To solve the problem, we need to calculate the probability that a randomly chosen five-digit number has all distinct digits, with odd digits in the odd places and even digits in the even places.
### Step-by-Step Solution:
1. **Determine Total Cases**:
- A five-digit number cannot start with 0. Therefore, the first digit can be any digit from 1 to 9 (9 options).
- The remaining four digits can be any digit from 0 to 9, allowing repetition. Thus, the total number of five-digit numbers is:
\[
\text{Total Cases} = 9 \times 10^4
\]
2. **Determine Favorable Cases**:
- **Odd and Even Digits**: There are 5 odd digits (1, 3, 5, 7, 9) and 5 even digits (0, 2, 4, 6, 8).
- **Positions**: In a five-digit number, the odd positions are 1st, 3rd, and 5th, while the even positions are 2nd and 4th.
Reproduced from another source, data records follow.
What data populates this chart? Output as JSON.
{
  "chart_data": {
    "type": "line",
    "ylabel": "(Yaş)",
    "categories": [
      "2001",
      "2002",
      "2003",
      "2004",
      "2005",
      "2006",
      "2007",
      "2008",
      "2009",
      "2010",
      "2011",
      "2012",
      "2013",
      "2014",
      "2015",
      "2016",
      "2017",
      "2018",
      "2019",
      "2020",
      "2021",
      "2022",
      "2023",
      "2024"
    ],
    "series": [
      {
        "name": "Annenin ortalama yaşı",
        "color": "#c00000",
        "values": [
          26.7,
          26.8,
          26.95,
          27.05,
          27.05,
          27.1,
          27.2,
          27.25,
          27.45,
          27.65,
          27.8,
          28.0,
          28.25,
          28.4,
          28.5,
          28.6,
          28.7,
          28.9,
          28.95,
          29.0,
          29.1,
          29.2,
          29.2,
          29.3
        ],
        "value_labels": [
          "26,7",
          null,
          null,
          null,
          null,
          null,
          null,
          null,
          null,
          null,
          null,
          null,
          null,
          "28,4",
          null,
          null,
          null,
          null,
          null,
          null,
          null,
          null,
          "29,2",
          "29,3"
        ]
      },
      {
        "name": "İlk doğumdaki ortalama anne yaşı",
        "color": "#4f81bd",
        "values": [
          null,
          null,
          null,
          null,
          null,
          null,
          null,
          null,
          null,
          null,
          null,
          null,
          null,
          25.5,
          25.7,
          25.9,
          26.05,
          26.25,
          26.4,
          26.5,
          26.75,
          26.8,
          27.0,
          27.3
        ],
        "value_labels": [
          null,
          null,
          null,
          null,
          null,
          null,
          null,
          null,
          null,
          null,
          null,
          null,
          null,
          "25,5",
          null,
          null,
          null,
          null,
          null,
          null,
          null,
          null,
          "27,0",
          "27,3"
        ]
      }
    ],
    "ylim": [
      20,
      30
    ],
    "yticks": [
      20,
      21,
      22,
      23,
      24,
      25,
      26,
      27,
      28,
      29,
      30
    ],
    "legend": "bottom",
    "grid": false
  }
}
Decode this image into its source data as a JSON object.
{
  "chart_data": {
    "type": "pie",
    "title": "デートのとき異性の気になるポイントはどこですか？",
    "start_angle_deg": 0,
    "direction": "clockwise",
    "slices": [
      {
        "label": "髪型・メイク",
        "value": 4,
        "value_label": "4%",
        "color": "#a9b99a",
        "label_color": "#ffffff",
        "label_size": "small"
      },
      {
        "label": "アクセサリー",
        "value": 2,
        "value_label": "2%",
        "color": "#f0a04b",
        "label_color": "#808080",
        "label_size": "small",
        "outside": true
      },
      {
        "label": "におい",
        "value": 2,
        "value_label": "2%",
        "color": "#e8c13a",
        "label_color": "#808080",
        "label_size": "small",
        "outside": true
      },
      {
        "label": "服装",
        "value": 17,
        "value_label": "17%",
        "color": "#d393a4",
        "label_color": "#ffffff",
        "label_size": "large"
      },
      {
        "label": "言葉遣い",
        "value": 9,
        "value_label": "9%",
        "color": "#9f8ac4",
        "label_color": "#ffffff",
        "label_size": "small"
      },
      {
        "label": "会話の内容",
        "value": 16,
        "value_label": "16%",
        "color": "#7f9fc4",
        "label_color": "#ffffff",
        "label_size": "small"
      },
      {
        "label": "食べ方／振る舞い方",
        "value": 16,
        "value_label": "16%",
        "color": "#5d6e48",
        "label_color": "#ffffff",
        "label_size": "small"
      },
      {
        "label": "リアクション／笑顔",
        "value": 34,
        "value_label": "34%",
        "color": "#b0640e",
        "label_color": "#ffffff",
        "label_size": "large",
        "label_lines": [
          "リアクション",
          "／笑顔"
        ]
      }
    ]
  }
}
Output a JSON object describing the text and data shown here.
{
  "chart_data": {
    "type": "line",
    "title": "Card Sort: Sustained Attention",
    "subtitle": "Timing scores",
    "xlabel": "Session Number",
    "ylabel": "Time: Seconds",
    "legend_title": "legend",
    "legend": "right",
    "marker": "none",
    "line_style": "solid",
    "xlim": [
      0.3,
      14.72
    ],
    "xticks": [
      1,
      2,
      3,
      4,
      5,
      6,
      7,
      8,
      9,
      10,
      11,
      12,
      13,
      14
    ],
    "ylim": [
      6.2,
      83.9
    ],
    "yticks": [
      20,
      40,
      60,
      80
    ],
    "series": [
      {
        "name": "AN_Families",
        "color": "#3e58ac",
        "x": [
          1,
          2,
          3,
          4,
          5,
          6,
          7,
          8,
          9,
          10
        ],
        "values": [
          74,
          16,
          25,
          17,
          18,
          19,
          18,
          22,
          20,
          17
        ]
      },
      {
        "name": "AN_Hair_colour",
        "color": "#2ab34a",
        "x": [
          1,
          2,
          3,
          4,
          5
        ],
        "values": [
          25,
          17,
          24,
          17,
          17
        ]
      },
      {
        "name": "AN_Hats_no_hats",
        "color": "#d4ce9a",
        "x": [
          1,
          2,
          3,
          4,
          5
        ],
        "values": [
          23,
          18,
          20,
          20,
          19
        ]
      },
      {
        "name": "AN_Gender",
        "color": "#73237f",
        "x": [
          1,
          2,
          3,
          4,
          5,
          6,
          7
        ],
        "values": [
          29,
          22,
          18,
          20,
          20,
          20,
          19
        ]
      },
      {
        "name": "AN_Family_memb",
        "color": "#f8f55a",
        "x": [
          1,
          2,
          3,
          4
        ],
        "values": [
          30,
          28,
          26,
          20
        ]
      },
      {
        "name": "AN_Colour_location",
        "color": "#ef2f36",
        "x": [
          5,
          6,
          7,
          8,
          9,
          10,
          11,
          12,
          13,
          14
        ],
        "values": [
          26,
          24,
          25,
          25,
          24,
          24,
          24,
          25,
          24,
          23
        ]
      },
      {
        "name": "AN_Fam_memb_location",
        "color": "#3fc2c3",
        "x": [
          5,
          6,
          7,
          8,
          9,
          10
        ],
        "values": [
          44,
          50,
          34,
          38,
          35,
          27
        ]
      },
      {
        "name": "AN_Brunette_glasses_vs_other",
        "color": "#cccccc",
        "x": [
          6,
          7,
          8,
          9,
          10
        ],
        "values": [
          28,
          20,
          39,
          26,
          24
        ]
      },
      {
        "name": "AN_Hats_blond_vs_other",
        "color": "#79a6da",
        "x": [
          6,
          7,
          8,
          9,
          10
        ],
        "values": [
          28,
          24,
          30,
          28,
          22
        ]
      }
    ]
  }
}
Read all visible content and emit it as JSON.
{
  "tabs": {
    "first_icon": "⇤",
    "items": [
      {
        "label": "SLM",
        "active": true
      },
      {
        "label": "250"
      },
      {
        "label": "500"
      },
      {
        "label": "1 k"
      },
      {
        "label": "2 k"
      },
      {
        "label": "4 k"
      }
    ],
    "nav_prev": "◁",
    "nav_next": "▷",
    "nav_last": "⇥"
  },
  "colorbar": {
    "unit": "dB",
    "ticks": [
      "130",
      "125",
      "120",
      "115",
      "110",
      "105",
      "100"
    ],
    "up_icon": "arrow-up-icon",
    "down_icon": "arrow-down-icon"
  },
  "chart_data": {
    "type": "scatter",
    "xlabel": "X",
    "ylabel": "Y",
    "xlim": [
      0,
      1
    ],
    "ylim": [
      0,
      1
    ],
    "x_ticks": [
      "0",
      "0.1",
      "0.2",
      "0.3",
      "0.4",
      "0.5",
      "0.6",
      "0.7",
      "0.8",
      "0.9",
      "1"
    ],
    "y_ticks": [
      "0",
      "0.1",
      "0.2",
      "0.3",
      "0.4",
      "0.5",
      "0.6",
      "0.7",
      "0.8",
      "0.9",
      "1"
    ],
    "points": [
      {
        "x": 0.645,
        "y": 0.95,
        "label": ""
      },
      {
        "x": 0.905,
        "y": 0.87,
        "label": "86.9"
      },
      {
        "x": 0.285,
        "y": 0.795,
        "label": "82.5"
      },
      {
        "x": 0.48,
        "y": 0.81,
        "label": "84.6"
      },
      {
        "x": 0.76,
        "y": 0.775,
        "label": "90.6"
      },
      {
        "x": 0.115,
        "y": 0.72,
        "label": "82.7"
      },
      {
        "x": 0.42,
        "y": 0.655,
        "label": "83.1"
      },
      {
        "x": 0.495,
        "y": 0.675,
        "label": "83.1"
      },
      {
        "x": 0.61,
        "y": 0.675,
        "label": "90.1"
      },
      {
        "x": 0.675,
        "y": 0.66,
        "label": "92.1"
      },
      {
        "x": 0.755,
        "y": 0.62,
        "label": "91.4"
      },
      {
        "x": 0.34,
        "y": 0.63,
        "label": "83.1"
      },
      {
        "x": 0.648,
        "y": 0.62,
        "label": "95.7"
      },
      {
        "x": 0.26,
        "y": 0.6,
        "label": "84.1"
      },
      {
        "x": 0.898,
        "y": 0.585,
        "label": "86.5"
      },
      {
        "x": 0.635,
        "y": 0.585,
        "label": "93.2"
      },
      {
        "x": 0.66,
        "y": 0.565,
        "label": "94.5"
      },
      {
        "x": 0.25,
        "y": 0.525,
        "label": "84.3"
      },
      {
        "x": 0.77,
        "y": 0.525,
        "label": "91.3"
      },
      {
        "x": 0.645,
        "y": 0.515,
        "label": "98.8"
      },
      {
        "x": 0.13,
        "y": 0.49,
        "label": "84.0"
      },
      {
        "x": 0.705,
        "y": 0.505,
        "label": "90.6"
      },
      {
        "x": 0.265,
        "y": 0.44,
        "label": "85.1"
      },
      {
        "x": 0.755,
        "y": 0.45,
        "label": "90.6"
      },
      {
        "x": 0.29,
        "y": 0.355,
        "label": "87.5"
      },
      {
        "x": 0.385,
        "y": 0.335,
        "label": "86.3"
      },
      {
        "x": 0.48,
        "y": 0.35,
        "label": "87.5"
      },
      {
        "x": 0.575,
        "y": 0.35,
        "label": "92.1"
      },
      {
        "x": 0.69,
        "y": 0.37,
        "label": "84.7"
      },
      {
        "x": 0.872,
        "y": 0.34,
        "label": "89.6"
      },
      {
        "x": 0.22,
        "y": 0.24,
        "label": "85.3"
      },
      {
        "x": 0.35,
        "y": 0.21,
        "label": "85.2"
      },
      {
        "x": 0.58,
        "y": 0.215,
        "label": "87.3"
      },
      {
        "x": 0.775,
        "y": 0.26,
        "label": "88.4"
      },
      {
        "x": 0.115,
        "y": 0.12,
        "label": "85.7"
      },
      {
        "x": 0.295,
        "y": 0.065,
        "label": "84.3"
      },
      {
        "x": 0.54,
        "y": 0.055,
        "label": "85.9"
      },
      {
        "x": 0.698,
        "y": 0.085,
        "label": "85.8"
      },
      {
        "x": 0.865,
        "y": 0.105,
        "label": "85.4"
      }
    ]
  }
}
- **Choosing Odd Digits**: We need to choose 3 odd digits from the 5 available. The number of ways to choose and arrange 3 odd digits is given by:
\[
\text{Ways to choose odd digits} = P(5, 3) = 5 \times 4 \times 3 = 60
\]
- **Choosing Even Digits**: We need to choose 2 even digits from the 5 available. The number of ways to choose and arrange 2 even digits is given by:
\[
\text{Ways to choose even digits} = P(5, 2) = 5 \times 4 = 20
\]
- **Total Favorable Cases**: The total number of favorable cases is the product of the arrangements of odd and even digits:
\[
\text{Favorable Cases} = P(5, 3) \times P(5, 2) = 60 \times 20 = 1200
\]
3. **Calculate Probability**:
- The probability is given by the ratio of favorable cases to total cases:
\[
\text{Probability} = \frac{\text{Favorable Cases}}{\text{Total Cases}} = \frac{1200}{9 \times 10^4}
\]
- Simplifying this gives:
\[
\text{Probability} = \frac{1200}{90000} = \frac{12}{900} = \frac{1}{75}
\]
### Final Answer:
The probability that all the digits are distinct and that the digits at odd places are odd and the digits at even places are even is \(\frac{1}{75}\).